Le Conseil d’État entend par ailleurs solliciter la France pour qu’elle «assume sa part» et demandera le remboursement des montants engagés, en coordination avec la Confédération.
«Contrairement à 2003, l’idée est d’avoir un dispositif prêt à être utilisé dès que des déprédations sont commises. Le Conseil d’État comprend les traumatismes de 2003 qui ont marqué les commerces et entreprises», relève la conseillère d’État Delphine Bachmann.
Frontières sous tension
Du 11 au 18 juin, les contrôles aux frontières seront renforcés, avec des ralentissements attendus aux points de passage.
Pour limiter l’impact sur certains secteurs, un système de macarons sera mis en place.

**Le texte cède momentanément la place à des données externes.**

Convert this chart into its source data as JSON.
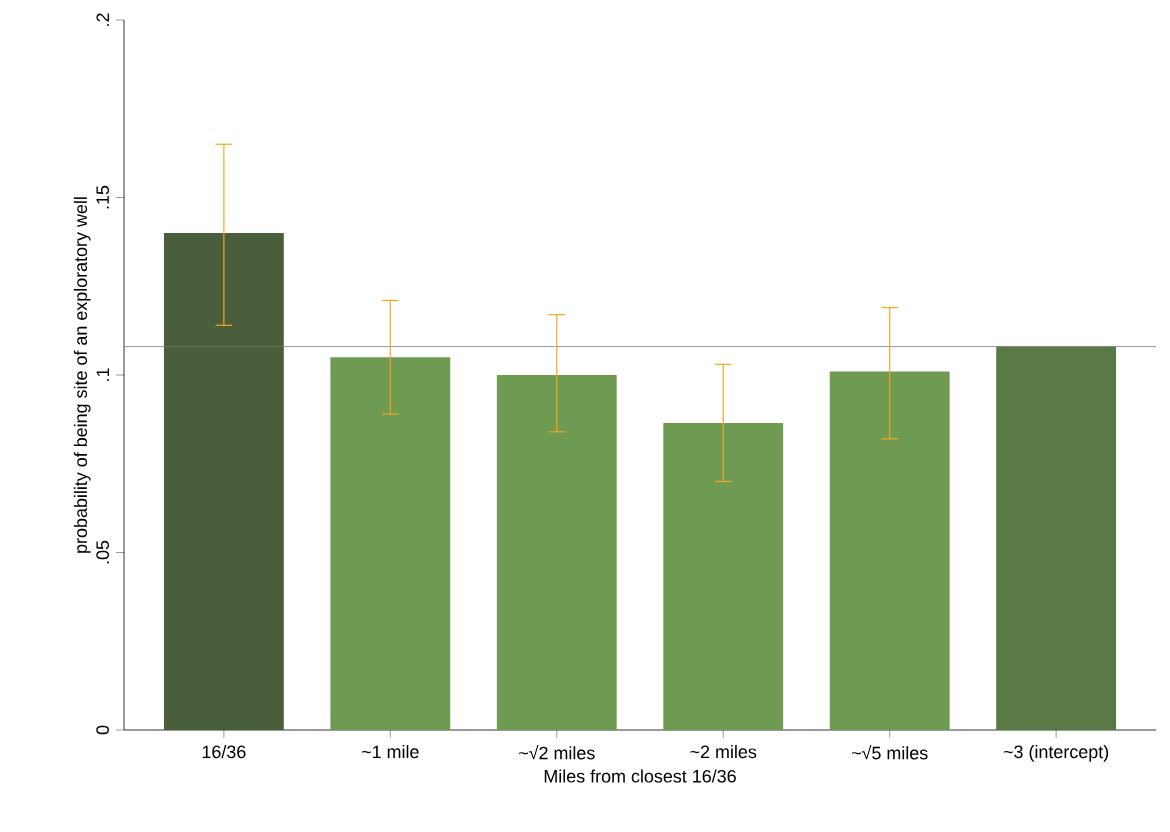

Il permettra de faciliter les déplacements du personnel essentiel, notamment dans la santé, la sécurité ou les infrastructures critiques comme les TPG, les SIG ou l’aéroport.
Le précédent du G8 dans tous les esprits
La décision d’autoriser la manifestation intervient dans un contexte marqué par le souvenir du G8 d’Évian en 2003. À l’époque, Genève avait été le théâtre de violentes émeutes après un rassemblement de près de 100’000 personnes.
Vitrines brisées, commerces pillés, bâtiments dégradés: les dégâts s’étaient chiffrés en millions, laissant une empreinte durable dans le débat politique genevois.
«Cette fois, le dispositif visible de maintien de l’ordre sera déployé jour et nuit. Nous avons tiré les leçons de 2003, où de nombreux troubles avaient éclaté avant même la manifestation», insiste Monica Bonfanti.
Le dossier reste explosif. Le Grand Conseil doit encore se prononcer, le 28 mai, sur un projet de loi visant à restreindre temporairement le droit de manifester pendant la période du G7.
En parallèle, les autorités ont décidé de limiter les événements au centre-ville du 1er au 28 juin. Si le Bol d’Or, la Fête de la musique et la Fête des écoles sont maintenus, la fan zone du Mondial 2026 a été annulée.
Développement suit.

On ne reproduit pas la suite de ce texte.